Fue el filósofo Javier Echeverría quien situó en el tercer entorno las emergentes telépolis de finales de los años noventa. El ser humano, como ser vivo que es, surge en un primer entorno físico y biológico. El segundo entorno es la ciudad, expresión máxima de la vida social y cultural. Con la llegada de las tecnologías de la información y la comunicación habitamos la burbuja digital, telépolis. Es la vida a distancia, el enjambre de los datos.
En el primer entorno nos gobernamos con las leyes de la física, de la química y la biología. En el segundo tenemos la vida urbana, las constituciones, los códigos civiles y penales, incluso acuerdos internacionales. No queda claro qué leyes regulan el tercer entorno. A lo mejor las telépolis, el mundo de las pantallas, transcurren al margen de las fronteras físicas, fuera de la ley.
En el mundo de la realidad virtual todo es posible. O eso nos han hecho pensar los señores digitales, los amos de los servidores y plataformas. También lo avanzó Javier Echeverría. Los reinos del comercio electrónico funcionan como un sistema feudal del ciberespacio. Las plataformas ocupan terrenos, espacio digital. Unas se solapan con otras. Hay conflictos económicos y legales. Y cuesta crear un marco común de normas.
Esta ciudad invisible no ha sido narrada por Italo Calvino. Tampoco la ha descubierto un explorador de rutas imposibles. Es la ciudad de las pantallas. Se nos olvida que todo transcurre en una superficie plana, eso sí, medida en pulgadas. Es el océano de nuestra infinita navegación. Por poco tiempo. Pronto vendrá la escafandra digital, para sumergirnos en mundos de tres dimensiones a fuerza de atarnos más a los dispositivos.
En el tercer entorno la felicidad siempre está a la vista. No puede ser de otra manera si con cada clic te ofrecen el infinito. Y uno se acuerda de las aporías de Zenón. Nadie alcanza nada. Es imposible. En el espacio de las promesas digitales lo importante es seguir deseando avanzar. Lo podemos tener todo. De ahí que el movimiento, motor de la atención, no cese y nos arrastre. En el mundo de la navegación perpetua, el movimiento es la apariencia más potente.
Que la escafandra no nos engañe… Siempre seremos cazadores recolectores sentados delante de un dispositivo. Y tendremos que luchar, todavía, contra las leyes del primer entorno, las que nos recuerdan que hay que mover las piernas, estirar todas las extremidades, levantar la cabeza, mirar hacia el horizonte y reparar nuestros ojos. Se nos olvida que toda esta maquinaria consume energía. Las pantallas y los procesadores requieren materias primas y mano de obra. La escafandra digital nos aleja de la naturaleza esquilmada y de las relaciones de producción injustas.
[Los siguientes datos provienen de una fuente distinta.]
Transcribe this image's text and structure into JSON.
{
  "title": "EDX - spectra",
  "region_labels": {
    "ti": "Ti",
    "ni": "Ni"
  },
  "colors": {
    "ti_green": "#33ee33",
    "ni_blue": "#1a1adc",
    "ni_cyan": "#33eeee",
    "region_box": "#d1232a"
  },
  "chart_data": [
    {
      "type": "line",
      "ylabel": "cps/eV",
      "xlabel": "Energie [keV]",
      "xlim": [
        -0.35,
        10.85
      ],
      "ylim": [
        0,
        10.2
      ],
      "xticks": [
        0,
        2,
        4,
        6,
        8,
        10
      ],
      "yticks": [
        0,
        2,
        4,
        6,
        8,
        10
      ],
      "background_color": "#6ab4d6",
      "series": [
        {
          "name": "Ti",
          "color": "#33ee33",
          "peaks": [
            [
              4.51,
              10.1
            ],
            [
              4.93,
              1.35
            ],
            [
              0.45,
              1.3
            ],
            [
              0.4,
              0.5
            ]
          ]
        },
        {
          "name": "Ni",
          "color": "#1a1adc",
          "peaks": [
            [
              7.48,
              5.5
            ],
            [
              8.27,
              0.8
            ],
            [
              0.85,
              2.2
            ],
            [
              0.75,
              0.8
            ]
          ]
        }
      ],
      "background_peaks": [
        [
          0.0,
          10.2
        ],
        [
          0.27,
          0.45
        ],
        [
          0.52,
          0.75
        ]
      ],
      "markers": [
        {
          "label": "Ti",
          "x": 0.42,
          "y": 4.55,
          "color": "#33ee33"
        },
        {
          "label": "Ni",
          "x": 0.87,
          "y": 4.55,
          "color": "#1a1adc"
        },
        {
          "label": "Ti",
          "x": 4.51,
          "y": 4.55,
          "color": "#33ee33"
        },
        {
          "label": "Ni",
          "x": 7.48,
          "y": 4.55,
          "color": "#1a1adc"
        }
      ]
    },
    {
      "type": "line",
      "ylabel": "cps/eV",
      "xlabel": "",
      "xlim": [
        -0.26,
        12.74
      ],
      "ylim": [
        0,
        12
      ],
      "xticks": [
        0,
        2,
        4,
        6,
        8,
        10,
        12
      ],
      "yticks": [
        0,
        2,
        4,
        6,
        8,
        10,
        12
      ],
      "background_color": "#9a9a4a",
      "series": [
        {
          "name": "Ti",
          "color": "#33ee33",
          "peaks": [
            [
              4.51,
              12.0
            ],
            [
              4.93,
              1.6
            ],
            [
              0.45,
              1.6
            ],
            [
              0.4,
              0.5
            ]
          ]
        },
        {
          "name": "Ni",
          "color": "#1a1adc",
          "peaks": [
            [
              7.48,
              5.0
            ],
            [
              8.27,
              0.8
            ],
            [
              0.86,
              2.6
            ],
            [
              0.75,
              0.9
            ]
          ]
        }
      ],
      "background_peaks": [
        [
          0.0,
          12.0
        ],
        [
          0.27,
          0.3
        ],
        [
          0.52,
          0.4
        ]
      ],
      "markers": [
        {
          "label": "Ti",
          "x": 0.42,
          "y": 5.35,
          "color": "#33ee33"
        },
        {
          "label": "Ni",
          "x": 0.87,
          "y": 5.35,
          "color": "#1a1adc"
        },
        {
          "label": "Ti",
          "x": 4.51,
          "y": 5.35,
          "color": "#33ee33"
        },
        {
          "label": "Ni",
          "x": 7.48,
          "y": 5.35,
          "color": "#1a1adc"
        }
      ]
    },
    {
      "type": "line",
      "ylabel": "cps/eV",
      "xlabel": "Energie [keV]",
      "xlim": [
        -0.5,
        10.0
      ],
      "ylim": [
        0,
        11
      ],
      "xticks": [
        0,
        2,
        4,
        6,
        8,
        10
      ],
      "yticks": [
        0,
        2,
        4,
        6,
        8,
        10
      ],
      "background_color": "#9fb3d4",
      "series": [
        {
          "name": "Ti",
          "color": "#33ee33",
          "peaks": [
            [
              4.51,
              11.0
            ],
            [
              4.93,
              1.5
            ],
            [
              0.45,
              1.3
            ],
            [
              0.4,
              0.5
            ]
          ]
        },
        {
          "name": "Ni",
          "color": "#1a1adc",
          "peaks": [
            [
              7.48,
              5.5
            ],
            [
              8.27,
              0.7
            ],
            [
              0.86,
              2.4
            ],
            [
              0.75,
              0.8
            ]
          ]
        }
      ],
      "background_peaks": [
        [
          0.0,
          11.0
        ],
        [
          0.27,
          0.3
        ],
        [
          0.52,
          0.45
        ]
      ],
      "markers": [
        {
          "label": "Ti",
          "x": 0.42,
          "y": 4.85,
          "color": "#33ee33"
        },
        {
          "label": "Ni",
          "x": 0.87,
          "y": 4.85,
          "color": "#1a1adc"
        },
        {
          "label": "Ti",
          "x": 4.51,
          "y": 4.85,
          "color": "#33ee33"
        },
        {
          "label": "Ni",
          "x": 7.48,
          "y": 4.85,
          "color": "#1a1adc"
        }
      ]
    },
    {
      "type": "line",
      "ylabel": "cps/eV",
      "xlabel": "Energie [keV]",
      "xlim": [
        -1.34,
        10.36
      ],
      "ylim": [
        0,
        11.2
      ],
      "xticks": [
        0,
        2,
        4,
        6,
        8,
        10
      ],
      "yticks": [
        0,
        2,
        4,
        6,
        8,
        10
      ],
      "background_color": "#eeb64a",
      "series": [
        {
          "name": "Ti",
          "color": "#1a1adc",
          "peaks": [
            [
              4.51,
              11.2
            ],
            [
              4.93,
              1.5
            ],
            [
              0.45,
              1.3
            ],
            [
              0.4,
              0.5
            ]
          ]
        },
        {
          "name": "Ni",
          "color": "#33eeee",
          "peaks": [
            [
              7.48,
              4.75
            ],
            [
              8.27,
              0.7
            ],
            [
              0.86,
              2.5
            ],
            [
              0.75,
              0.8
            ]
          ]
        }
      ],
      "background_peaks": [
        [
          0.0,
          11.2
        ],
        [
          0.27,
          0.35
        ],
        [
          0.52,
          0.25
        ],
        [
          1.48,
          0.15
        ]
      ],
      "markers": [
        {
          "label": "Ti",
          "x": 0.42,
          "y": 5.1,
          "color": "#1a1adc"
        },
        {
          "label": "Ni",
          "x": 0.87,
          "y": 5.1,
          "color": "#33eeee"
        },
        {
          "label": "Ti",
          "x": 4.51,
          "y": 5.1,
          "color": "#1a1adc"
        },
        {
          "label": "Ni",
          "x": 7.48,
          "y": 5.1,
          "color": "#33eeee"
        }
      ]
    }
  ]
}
Que los megas no nos distraigan… Los servidores ocupan espacios físicos y legales. Nuestras acciones siguen transcurriendo en ámbitos urbanos. La navegación digital no nos exime de las responsabilidades éticas y políticas que toda convivencia conlleva. A los señores digitales solo les interesa que seamos muy felices y brindemos todos los días frente a las pantallas. Cada clic es una celebración. Cada clic es un acto de consentimiento.
Hay algo que está presente en los tres entornos. Ese algo los humaniza. Es el tiempo. Si regalamos nuestro tiempo, nos abandonamos. Si somos el proyecto de un dispositivo, no somos ya nada. Delante de las pantallas hay muchas formas de perder el tiempo. Y de ganarlo. Cuando navegamos como pollo sin cabeza, lo perdemos. Cuando construimos creativamente, lo ganamos. Los dispositivos del control de atención evitan que seamos conscientes de esta transacción existencial. Todo aparece en el mismo plano. La aceleración de los flujos de información parece inevitable, pero no es así. Seguimos siendo responsables de nuestro tiempo.